Mean of Random Process

Question

I have the following question given in Communication Systems by Dr Sanjay Sharma :- "Show that the random process $X(t) = A cos(\omega t + \theta)$ where $\theta$ is a random variable uniformly distributed in range $(0, 2 \pi )$ , is a wide sense stationary process." In the solution while calculating the mean, the author writes, $\mu _X(t) = \int_{-\infty}^{\infty}X f_X(x,t) dx$ and $f_X(x,t) = f_{\theta}(\theta) = \frac{1}{2\pi} U(0,2\pi)$. But while calculating mean of functions (before introducing random process) the book used the formula as $\mu _X = \int_{-\infty}^{\infty}x f_X(x) dx$. I am not able to get the meaning of the mean/expectation in random process (which one is random variable, which one is distribution function). according to me it should have been $\mu _X(t) = \int_{-\infty}^{\infty}\theta f_{\theta}(\theta) d\theta$.

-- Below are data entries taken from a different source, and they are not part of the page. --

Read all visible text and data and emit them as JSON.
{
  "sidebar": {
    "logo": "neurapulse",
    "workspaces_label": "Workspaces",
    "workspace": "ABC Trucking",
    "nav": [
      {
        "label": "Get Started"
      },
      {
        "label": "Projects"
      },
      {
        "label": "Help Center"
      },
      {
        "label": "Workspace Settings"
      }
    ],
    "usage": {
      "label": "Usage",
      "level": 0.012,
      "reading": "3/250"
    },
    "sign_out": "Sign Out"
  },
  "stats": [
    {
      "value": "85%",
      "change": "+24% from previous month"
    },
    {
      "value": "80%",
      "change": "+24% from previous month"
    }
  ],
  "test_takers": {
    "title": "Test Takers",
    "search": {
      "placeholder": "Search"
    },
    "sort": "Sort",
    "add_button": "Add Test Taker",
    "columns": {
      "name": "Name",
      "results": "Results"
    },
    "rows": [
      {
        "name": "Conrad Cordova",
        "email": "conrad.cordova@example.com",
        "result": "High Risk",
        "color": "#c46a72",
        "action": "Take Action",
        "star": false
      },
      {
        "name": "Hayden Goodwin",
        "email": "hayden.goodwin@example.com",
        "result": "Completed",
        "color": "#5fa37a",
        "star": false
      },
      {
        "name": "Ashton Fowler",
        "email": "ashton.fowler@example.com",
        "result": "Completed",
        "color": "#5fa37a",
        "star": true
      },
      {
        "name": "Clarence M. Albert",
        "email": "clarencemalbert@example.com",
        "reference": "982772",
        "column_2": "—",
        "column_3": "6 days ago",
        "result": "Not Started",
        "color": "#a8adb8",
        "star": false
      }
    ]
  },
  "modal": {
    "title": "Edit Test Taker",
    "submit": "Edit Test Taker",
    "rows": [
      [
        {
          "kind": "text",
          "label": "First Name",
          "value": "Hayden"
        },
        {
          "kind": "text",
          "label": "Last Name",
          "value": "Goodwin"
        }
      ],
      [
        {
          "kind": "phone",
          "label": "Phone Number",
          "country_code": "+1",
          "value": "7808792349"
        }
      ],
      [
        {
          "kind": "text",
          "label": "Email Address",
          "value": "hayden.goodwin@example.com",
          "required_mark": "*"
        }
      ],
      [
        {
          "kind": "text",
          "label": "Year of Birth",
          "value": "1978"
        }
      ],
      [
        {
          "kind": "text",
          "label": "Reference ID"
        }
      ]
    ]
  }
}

PS. In Simon Haykins the formulae for mean is $\mu _X(t) = \int_{-\infty}^{\infty}x f_{X(t)}(x) dx$ that means the integration has to be performed wrt the same varible that is being multiplied to $f$.

Answer 1

$\mu_X(t)$ is a conditional expectation, which means it is a function of $t$ rather than a number as is the case for a regular expectation. Here $\theta$ is a random variable and $t$ is some variable (possibly to be made random at some later time) and $\omega$ is a fixed parameter. So $\mu_X(t)$ represents the mean value of $X$ at $t$, having integrated out the random variable $\theta$.

I would personally read this whole apparatus as $X$ being a family of functions of a random variable $\theta$ and some parameters $t,A, \omega$ so we could index a member of the family as $X_{t,A,\omega}$. We can (apprarently) obtain the expectation $E_{f(\theta)}[X_{t,A,\omega}(\theta)]$ for all members of the family in a closed form.